The U.K.-based NGO Syrian Observatory for Human Rights (SOHR) reported this week that the Syrian Democratic Forces (SDF), a U.S.-backed Kurdish-Arab coalition, has taken back a quarter of the city of Raqqa from the Islamic State (ISIS).
ISIS declared Raqqa, Syria, the capital of its “caliphate” in 2014.
“Since the offensive began, the SDF have captured around 25 percent of the city’s built-up neighborhoods,” SOHR chief Rami Abdel Rahman told the Agence-France Presse this week. “They want to cut off the city’s northern part, including the Division 17 base, so that there’s more pressure on IS in the city center.”
The SDF had announced that it successfully ran the Islamic State out of the outskirt town of Al-Qadisia on Sunday and are still fighting to surround the city limits of Raqqa. Surrounding Raqqa is key to prevent Islamic State terrorists from fleeing the city and joining fellow jihadists in other battle hotspots throughout the region.
The Iraqi government is currently engaging in a simultaneous operation to liberate the other major ISIS stronghold in the region, northern Iraq’s Mosul city, a battleground that Raqqa fighters could potentially repopulate if not prevented from leaving the Syrian city.
“The SDF continues to fight, along with three axes, toward the center of Raqqa against substantial [IS] resistance,” Dillon added.

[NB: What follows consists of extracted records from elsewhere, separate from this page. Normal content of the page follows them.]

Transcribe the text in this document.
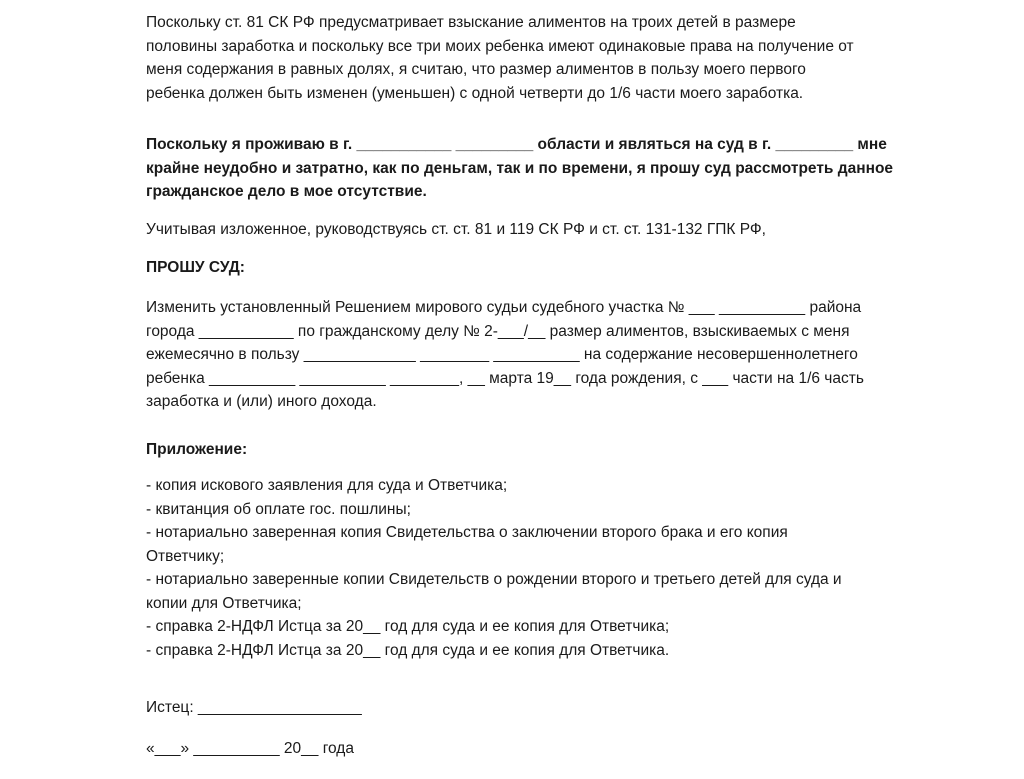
Поскольку ст. 81 СК РФ предусматривает взыскание алиментов на троих детей в размере
половины заработка и поскольку все три моих ребенка имеют одинаковые права на получение от
меня содержания в равных долях, я считаю, что размер алиментов в пользу моего первого
ребенка должен быть изменен (уменьшен) с одной четверти до 1/6 части моего заработка.

Поскольку я проживаю в г. ___________ _________ области и являться на суд в г. _________ мне
крайне неудобно и затратно, как по деньгам, так и по времени, я прошу суд рассмотреть данное
гражданское дело в мое отсутствие.

Учитывая изложенное, руководствуясь ст. ст. 81 и 119 СК РФ и ст. ст. 131-132 ГПК РФ,

ПРОШУ СУД:

Изменить установленный Решением мирового судьи судебного участка № ___ __________ района
города ___________ по гражданскому делу № 2-___/__ размер алиментов, взыскиваемых с меня
ежемесячно в пользу _____________ ________ __________ на содержание несовершеннолетнего
ребенка __________ __________ ________, __ марта 19__ года рождения, с ___ части на 1/6 часть
заработка и (или) иного дохода.

Приложение:

- копия искового заявления для суда и Ответчика;
- квитанция об оплате гос. пошлины;
- нотариально заверенная копия Свидетельства о заключении второго брака и его копия
Ответчику;
- нотариально заверенные копии Свидетельств о рождении второго и третьего детей для суда и
копии для Ответчика;
- справка 2-НДФЛ Истца за 20__ год для суда и ее копия для Ответчика;
- справка 2-НДФЛ Истца за 20__ год для суда и ее копия для Ответчика.

Истец: ___________________

«___» __________ 20__ года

The Islamic State is using both conventional battle tactics and experimental attacks, such as manually-weaponized drones used in an attempt to bomb SDF locations. In conversation with France24, a female YPJ fighter estimates “15 to 16” drone attacks per day:
Two to three drones rotate every day here. They target our logistic lines and our ammunition depots. So far this morning, we have been bombed three times. By the end of the day, they will have targeted us 15 to 16 times. They do this every day.
The Pentagon announced in May that, in anticipation of the Raqqa battle, America would provide the YPG/YPJ weapons directly. “The SDF, partnered with enabling support from U.S. and coalition forces, are the only force on the ground that can successfully seize Raqqa in the near future,” a Pentagon spokesperson explained.

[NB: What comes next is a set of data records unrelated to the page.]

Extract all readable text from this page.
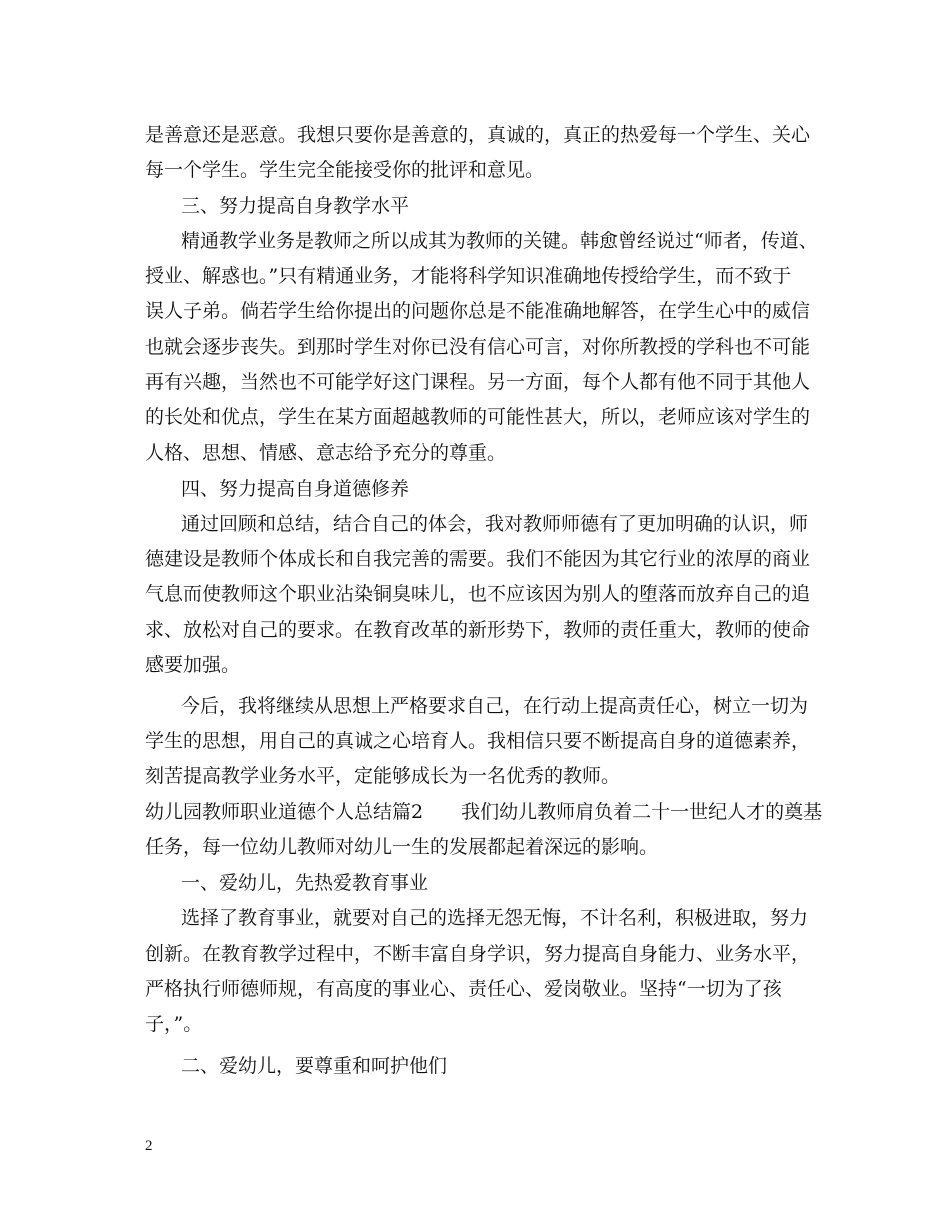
是善意还是恶意。我想只要你是善意的，真诚的，真正的热爱每一个学生、关心
每一个学生。学生完全能接受你的批评和意见。
三、努力提高自身教学水平
精通教学业务是教师之所以成其为教师的关键。韩愈曾经说过“师者，传道、
授业、解惑也。”只有精通业务，才能将科学知识准确地传授给学生，而不致于
误人子弟。倘若学生给你提出的问题你总是不能准确地解答，在学生心中的威信
也就会逐步丧失。到那时学生对你已没有信心可言，对你所教授的学科也不可能
再有兴趣，当然也不可能学好这门课程。另一方面，每个人都有他不同于其他人
的长处和优点，学生在某方面超越教师的可能性甚大，所以，老师应该对学生的
人格、思想、情感、意志给予充分的尊重。
四、努力提高自身道德修养
通过回顾和总结，结合自己的体会，我对教师师德有了更加明确的认识，师
德建设是教师个体成长和自我完善的需要。我们不能因为其它行业的浓厚的商业
气息而使教师这个职业沾染铜臭味儿，也不应该因为别人的堕落而放弃自己的追
求、放松对自己的要求。在教育改革的新形势下，教师的责任重大，教师的使命
感要加强。
今后，我将继续从思想上严格要求自己，在行动上提高责任心，树立一切为
学生的思想，用自己的真诚之心培育人。我相信只要不断提高自身的道德素养，
刻苦提高教学业务水平，定能够成长为一名优秀的教师。
幼儿园教师职业道德个人总结篇2　　我们幼儿教师肩负着二十一世纪人才的奠基
任务，每一位幼儿教师对幼儿一生的发展都起着深远的影响。
一、爱幼儿，先热爱教育事业
选择了教育事业，就要对自己的选择无怨无悔，不计名利，积极进取，努力
创新。在教育教学过程中，不断丰富自身学识，努力提高自身能力、业务水平，
严格执行师德师规，有高度的事业心、责任心、爱岗敬业。坚持“一切为了孩
子，”。
二、爱幼儿，要尊重和呵护他们
2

The YPG/YPJ are an anti-ISIS, pro-American force that has cooperated for years with American troops, providing intelligence used to conduct airstrikes on Islamic State targets.
The YPG also collaborates with the Russian government on occasion and, some allege, has ties to the Kurdistan Workers’ Party (PKK), a U.S.-designated Marxist terrorist group. The Turkish government considers the YPG as indistinguishable from the PKK and sternly objected to the U.S. providing the militia weapons.
Ankara fears that the YPG will attempt to establish an independent Kurdistan in Rojava, the Syrian Kurdish territory that borders Turkey. In remarks Monday, President Recep Tayyip Erdogan protested that he was “never going to allow a terrorist state to be established” and that Turkey “will make the real owners of those weapons … pay for any bullet that will be fired to our country,” apparently referring to the United States.
Last week, the Turkish government claimed that Secretary of Defense James Mattis had promised that the U.S. was merely lending weapons to the YPG and would take them back once Raqqa falls. The Turks have demanded a role in retrieving these weapons, with Defense Minister Fikri Işık stating that Ankara will pursue the establishment of a “joint mechanism” to get the weapons back.
While Col. Dillon confirmed that Mattis sent a letter to the Turkish government on Friday, he did not confirm the claim that the U.S. is planning on retrieving weapons handed to the Kurdish forces.